Monday, April 20, 2009

Do you know where you are?

Step back for a second, look down on your life. Are you really who you think you are? Do you see yourself like everyone else does? Would it matter?

Step back in, then out again.

Think. Breathe. Concentrate.

Are you what you want? Do you know that somethings, meant in all fun, hurt? Does it sting to know you aren't who you, yourself thought you were? How does it feel to realize everyone else sees you as a monster? Does all this feel like a spark of electricity ripping through you?

Sure as hell does.

Step out into the lives of others, are they are bad as you have put them off to be? You don't know them, just as much as they don't know you. Maybe life has more depth than you perceived.

Life: To live, then die.

Truthfully, that is what life is, in a far off way. Life is deep. People are deep. Feelings are deep.

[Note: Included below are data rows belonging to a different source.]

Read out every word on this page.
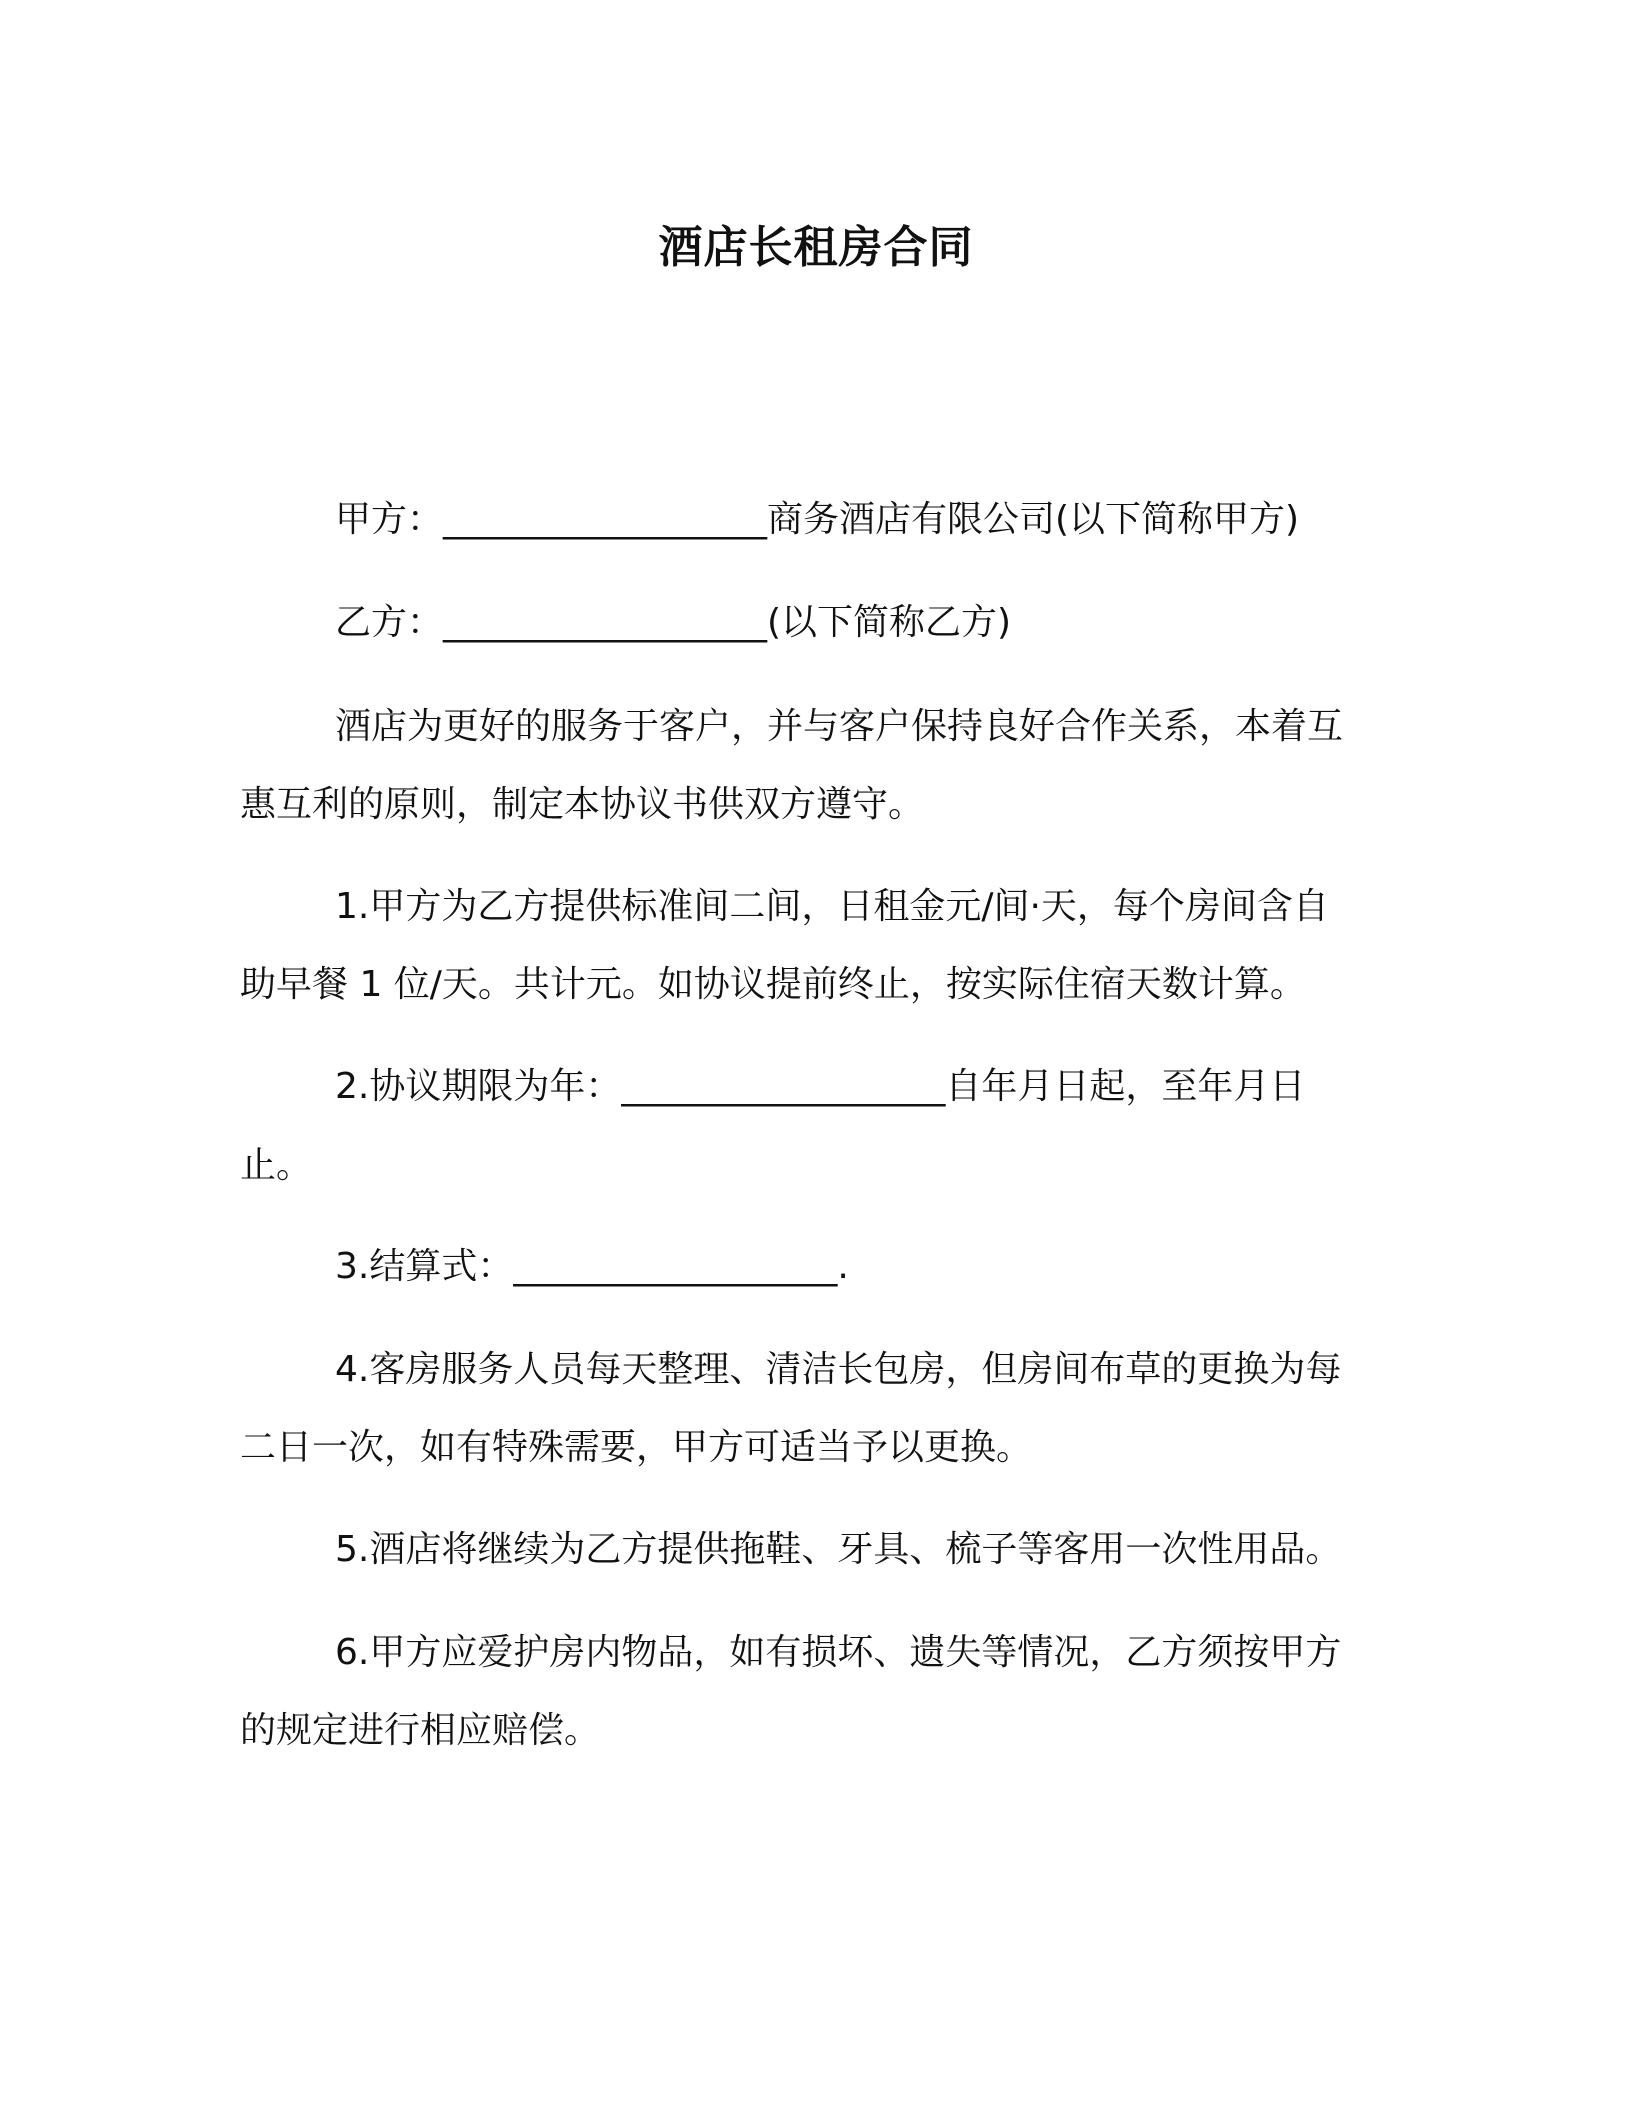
酒店长租房合同
甲方：__________________商务酒店有限公司(以下简称甲方)
乙方：__________________(以下简称乙方)
酒店为更好的服务于客户，并与客户保持良好合作关系，本着互
惠互利的原则，制定本协议书供双方遵守。
1.甲方为乙方提供标准间二间，日租金元/间·天，每个房间含自
助早餐 1 位/天。共计元。如协议提前终止，按实际住宿天数计算。
2.协议期限为年：__________________自年月日起，至年月日
止。
3.结算式：__________________.
4.客房服务人员每天整理、清洁长包房，但房间布草的更换为每
二日一次，如有特殊需要，甲方可适当予以更换。
5.酒店将继续为乙方提供拖鞋、牙具、梳子等客用一次性用品。
6.甲方应爱护房内物品，如有损坏、遗失等情况，乙方须按甲方
的规定进行相应赔偿。
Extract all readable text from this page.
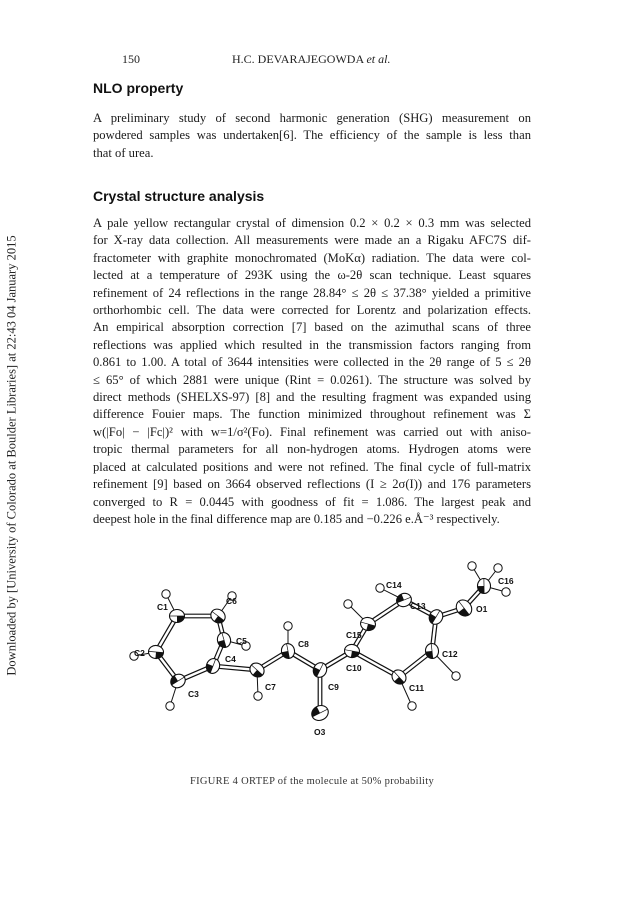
150	H.C. DEVARAJEGOWDA et al.
Downloaded by [University of Colorado at Boulder Libraries] at 22:43 04 January 2015
NLO property
A preliminary study of second harmonic generation (SHG) measurement on
powdered samples was undertaken[6]. The efficiency of the sample is less than
that of urea.
Crystal structure analysis
A pale yellow rectangular crystal of dimension 0.2 × 0.2 × 0.3 mm was selected
for X-ray data collection. All measurements were made an a Rigaku AFC7S dif-
fractometer with graphite monochromated (MoKα) radiation. The data were col-
lected at a temperature of 293K using the ω-2θ scan technique. Least squares
refinement of 24 reflections in the range 28.84° ≤ 2θ ≤ 37.38° yielded a primitive
orthorhombic cell. The data were corrected for Lorentz and polarization effects.
An empirical absorption correction [7] based on the azimuthal scans of three
reflections was applied which resulted in the transmission factors ranging from
0.861 to 1.00. A total of 3644 intensities were collected in the 2θ range of 5 ≤ 2θ
≤ 65° of which 2881 were unique (Rint = 0.0261). The structure was solved by
direct methods (SHELXS-97) [8] and the resulting fragment was expanded using
difference Fouier maps. The function minimized throughout refinement was Σ
w(|Fo| − |Fc|)² with w=1/σ²(Fo). Final refinement was carried out with aniso-
tropic thermal parameters for all non-hydrogen atoms. Hydrogen atoms were
placed at calculated positions and were not refined. The final cycle of full-matrix
refinement [9] based on 3664 observed reflections (I ≥ 2σ(I)) and 176 parameters
converged to R = 0.0445 with goodness of fit = 1.086. The largest peak and
deepest hole in the final difference map are 0.185 and −0.226 e.Å⁻³ respectively.
C1
C2
C3
C4
C5
C6
C7
C8
C9
C10
C11
C12
C13
C14
C15
C16
O1
O3
FIGURE 4 ORTEP of the molecule at 50% probability
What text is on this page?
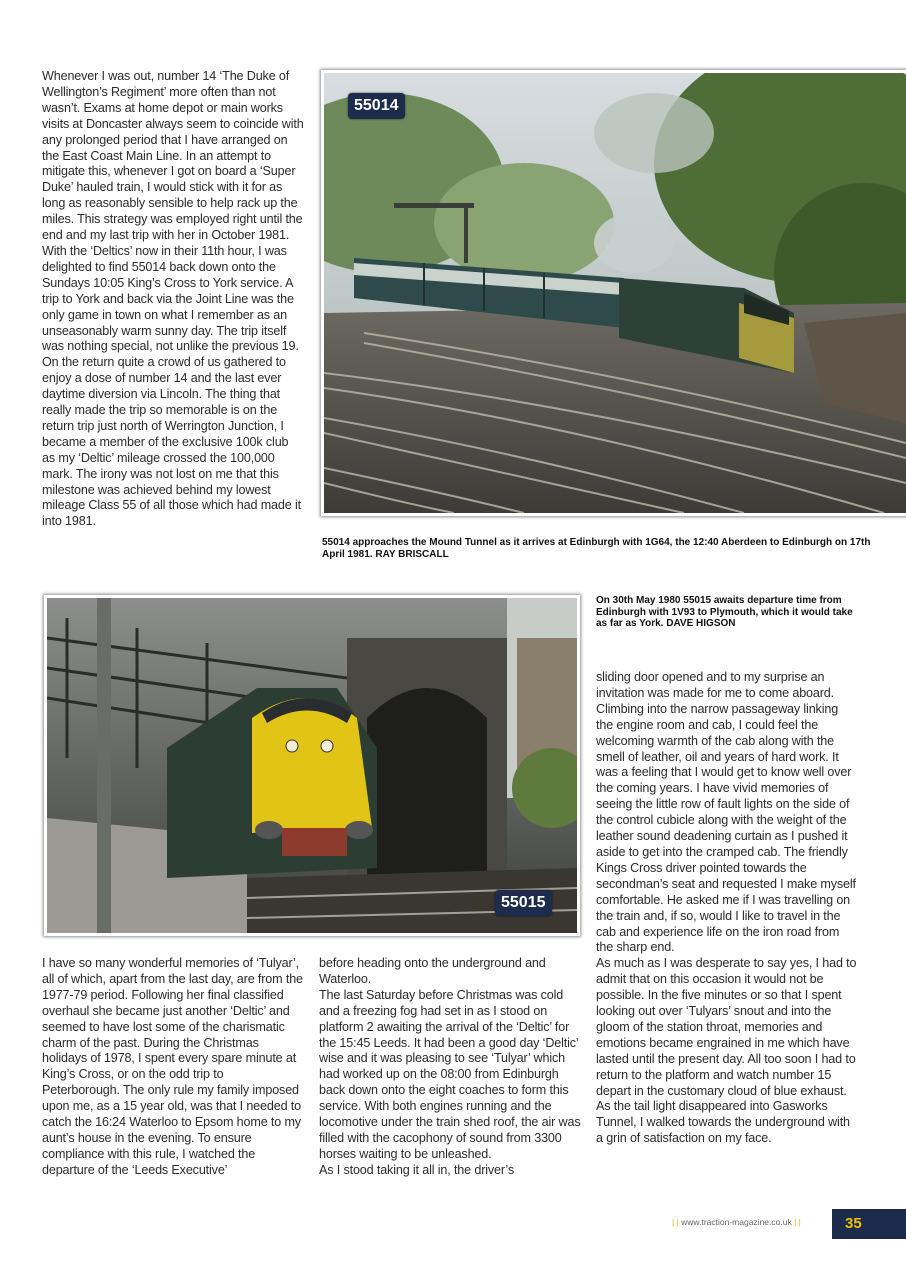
Whenever I was out, number 14 ‘The Duke of Wellington’s Regiment’ more often than not wasn’t. Exams at home depot or main works visits at Doncaster always seem to coincide with any prolonged period that I have arranged on the East Coast Main Line. In an attempt to mitigate this, whenever I got on board a ‘Super Duke’ hauled train, I would stick with it for as long as reasonably sensible to help rack up the miles. This strategy was employed right until the end and my last trip with her in October 1981. With the ‘Deltics’ now in their 11th hour, I was delighted to find 55014 back down onto the Sundays 10:05 King’s Cross to York service. A trip to York and back via the Joint Line was the only game in town on what I remember as an unseasonably warm sunny day. The trip itself was nothing special, not unlike the previous 19. On the return quite a crowd of us gathered to enjoy a dose of number 14 and the last ever daytime diversion via Lincoln. The thing that really made the trip so memorable is on the return trip just north of Werrington Junction, I became a member of the exclusive 100k club as my ‘Deltic’ mileage crossed the 100,000 mark. The irony was not lost on me that this milestone was achieved behind my lowest mileage Class 55 of all those which had made it into 1981.

55014
55014 approaches the Mound Tunnel as it arrives at Edinburgh with 1G64, the 12:40 Aberdeen to Edinburgh on 17th April 1981. RAY BRISCALL
55015
On 30th May 1980 55015 awaits departure time from Edinburgh with 1V93 to Plymouth, which it would take as far as York. DAVE HIGSON

sliding door opened and to my surprise an invitation was made for me to come aboard. Climbing into the narrow passageway linking the engine room and cab, I could feel the welcoming warmth of the cab along with the smell of leather, oil and years of hard work. It was a feeling that I would get to know well over the coming years. I have vivid memories of seeing the little row of fault lights on the side of the control cubicle along with the weight of the leather sound deadening curtain as I pushed it aside to get into the cramped cab. The friendly Kings Cross driver pointed towards the secondman’s seat and requested I make myself comfortable. He asked me if I was travelling on the train and, if so, would I like to travel in the cab and experience life on the iron road from the sharp end.

As much as I was desperate to say yes, I had to admit that on this occasion it would not be possible. In the five minutes or so that I spent looking out over ‘Tulyars’ snout and into the gloom of the station throat, memories and emotions became engrained in me which have lasted until the present day. All too soon I had to return to the platform and watch number 15 depart in the customary cloud of blue exhaust. As the tail light disappeared into Gasworks Tunnel, I walked towards the underground with a grin of satisfaction on my face.

I have so many wonderful memories of ‘Tulyar’, all of which, apart from the last day, are from the 1977-79 period. Following her final classified overhaul she became just another ‘Deltic’ and seemed to have lost some of the charismatic charm of the past. During the Christmas holidays of 1978, I spent every spare minute at King’s Cross, or on the odd trip to Peterborough. The only rule my family imposed upon me, as a 15 year old, was that I needed to catch the 16:24 Waterloo to Epsom home to my aunt’s house in the evening. To ensure compliance with this rule, I watched the departure of the ‘Leeds Executive’

before heading onto the underground and Waterloo.

The last Saturday before Christmas was cold and a freezing fog had set in as I stood on platform 2 awaiting the arrival of the ‘Deltic’ for the 15:45 Leeds. It had been a good day ‘Deltic’ wise and it was pleasing to see ‘Tulyar’ which had worked up on the 08:00 from Edinburgh back down onto the eight coaches to form this service. With both engines running and the locomotive under the train shed roof, the air was filled with the cacophony of sound from 3300 horses waiting to be unleashed.

As I stood taking it all in, the driver’s

| | www.traction-magazine.co.uk | |	35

If I could honestly see myself others do, would I like it? Because right now, trying, desperately I see myself as a hateful bitch. Yet, I know I am not, close, far, possibly. But how am I supposed to do this? How can I change this way I see myself? Am I seeing others really? Or are they distorted visions.

Maybe everyone I know is a lie.

Everything I have grown to know. Lie.

But it can't be. Because nothing is a lie, as well as nothing is a truth. The cheatee will never cheat.

It's all a balancing act, if you can juggle, you will succeed at this circus we have to call life. I'd like to think I know what I'm saying. But I don't. Will I ever? Is this possible? Is life possible?

Of course.

Anything is possible, all you have to do is try. Make a real effort. Something I don't think I've ever done. Try. Make a real effort. If I tried at everything in life, I would not be here - a sad soul, writing this. Because this wouldn't mean a single thing to me. I'd have bigger dreams. Be a lawyer, still be on the track and soccer teams. Maybe I wouldn't cry, even after I promised myself, never again. But is that happy?

To me, that sounds like hell. Perfection is hell. My room can't be close to clean, because then it has to be perfect. Perfectly clean. I can't stand it, but maybe if I was perfection, it would be fine. But no one can be perfect. I'd rather be a mess of a character then close to perfection.

Perfection strives for gold. Perfection is sought on upon to succeed at everything they begin. I could be perfect. But how so, no one is perfect. But I could. It all makes sense to me. All I'd have to do was try. Not for myself, for others, because I am all they seem to have going for them.

One day, I will be what I want. Because one day I plan on living up to every potential I seem to have. Because one day, I won't be like you.